For the Java area, usually to produce rice using non-SRI methods, it takes between 3000-4000 liters of water to grow 1 kilo of rice. Using SRI, we only need about 750 liters of water per kilo of rice. This is a dramatic difference. With SRI, during the dry season, we can effectively distribute water to more rice fields, which are usually dry and not productive. This way, we are growing more rice to help with food security, and giving farmers more income in a year.
Around the world, women do most of the hard labor associated with rice cultivation. They work bent over with their hands and legs submerged in water, which also harbors diseases. This is debilitating work. What benefits for women do you observe where the families adopt SRI practices?
Yes, SRI is definitely more women friendly. Because it uses 90% less seedlings with single seedlings planted wider apart, women can save time when planting. The time saved is used to gather food for their animals like cows and sheep which are valuable sources for compost and extra income. Now they can expand their livestock numbers. Also, the women have less skin disease because they are not working in flooded fields and have fewer cases of malaria. Malaria affects their children as well, who love playing in the fields.
Research indicates that, if scaled, SRI practices could significantly increase rice supplies, while using less water and agrochemicals and reducing greenhouse gas emissions. What do you see as the obstacles to greater adoption of SRI in Asia?
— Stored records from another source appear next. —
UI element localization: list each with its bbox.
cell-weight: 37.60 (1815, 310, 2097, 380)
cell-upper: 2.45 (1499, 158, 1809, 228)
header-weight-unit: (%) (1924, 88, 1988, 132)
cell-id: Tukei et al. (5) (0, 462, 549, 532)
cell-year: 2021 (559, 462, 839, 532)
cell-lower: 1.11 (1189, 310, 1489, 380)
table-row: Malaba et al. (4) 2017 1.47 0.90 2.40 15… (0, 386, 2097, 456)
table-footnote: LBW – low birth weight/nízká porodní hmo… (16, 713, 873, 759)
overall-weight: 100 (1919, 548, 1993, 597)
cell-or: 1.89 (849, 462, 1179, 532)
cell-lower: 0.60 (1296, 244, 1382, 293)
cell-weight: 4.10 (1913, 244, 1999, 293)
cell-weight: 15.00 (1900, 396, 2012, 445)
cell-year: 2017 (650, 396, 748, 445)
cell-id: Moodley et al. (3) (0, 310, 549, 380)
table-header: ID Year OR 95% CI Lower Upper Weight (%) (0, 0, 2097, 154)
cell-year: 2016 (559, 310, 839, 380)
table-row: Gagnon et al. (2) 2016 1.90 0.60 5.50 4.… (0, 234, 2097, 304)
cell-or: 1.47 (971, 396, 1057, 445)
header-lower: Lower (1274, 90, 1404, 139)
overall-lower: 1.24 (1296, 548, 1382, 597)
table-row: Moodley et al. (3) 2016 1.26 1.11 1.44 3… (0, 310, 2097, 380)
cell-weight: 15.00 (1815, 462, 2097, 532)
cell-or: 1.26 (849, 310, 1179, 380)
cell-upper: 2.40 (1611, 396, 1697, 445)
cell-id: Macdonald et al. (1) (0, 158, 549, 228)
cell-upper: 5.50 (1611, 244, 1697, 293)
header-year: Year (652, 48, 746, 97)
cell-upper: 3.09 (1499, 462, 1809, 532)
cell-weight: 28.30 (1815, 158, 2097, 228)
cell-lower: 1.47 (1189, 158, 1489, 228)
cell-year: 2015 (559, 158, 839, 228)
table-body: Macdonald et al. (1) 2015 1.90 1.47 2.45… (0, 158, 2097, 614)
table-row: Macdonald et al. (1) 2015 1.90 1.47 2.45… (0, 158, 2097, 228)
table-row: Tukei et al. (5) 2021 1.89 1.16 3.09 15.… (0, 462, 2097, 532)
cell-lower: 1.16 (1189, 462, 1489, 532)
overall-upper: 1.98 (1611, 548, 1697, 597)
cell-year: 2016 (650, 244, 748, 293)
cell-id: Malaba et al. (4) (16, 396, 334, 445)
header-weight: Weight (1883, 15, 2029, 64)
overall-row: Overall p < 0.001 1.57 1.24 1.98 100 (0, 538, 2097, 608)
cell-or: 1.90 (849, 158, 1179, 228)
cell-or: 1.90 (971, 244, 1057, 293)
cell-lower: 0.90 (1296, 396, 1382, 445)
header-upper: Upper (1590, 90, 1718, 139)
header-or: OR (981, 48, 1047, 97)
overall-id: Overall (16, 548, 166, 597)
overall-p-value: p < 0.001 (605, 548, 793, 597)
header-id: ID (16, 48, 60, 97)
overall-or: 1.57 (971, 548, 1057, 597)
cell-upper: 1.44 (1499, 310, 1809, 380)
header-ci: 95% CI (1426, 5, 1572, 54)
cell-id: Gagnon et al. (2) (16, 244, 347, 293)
There are a few obstacles that I see.
First is that even though SRI is more productive while being environmentally friendly, to be fully organic it requires more labor. SRI recommends that farmers make their own fertilizer, compost, and natural pesticides. Farmers are very used to buying chemical fertilizers and pesticides, which is more “instant” than making it themselves. It’s similar to fast food vs slow food. Also, a main reason why rice fields are flooded is because the ancestors did not want to deal with weeding. Flooding helps suppress weeds. With SRI, farmers are encouraged to weed 2-3 times per planting season, and it seems like a lot of work. However, weeding is valuable because it aerates the soil, which makes the productivity even higher. We noticed that with each weeding productivity can increase by 1 ton/hectare.
Second is that Indonesians value tradition and it’s very hard for them to let go of what their fathers were doing. Sometimes, they would rather be in a comfort zone and stick to what was done before, than to try something revolutionary that is more productive. We need both role models of farmers who have succeeded with SRI who can patiently guide them and also consistent government involvement. So far what we have witnessed is that with people in government offices changing all the time, a decision only sticks temporarily, and there is no strong and constant support for SRI.
We want to thank Emily for all her efforts to support the farmers and regenerative agricultural practices!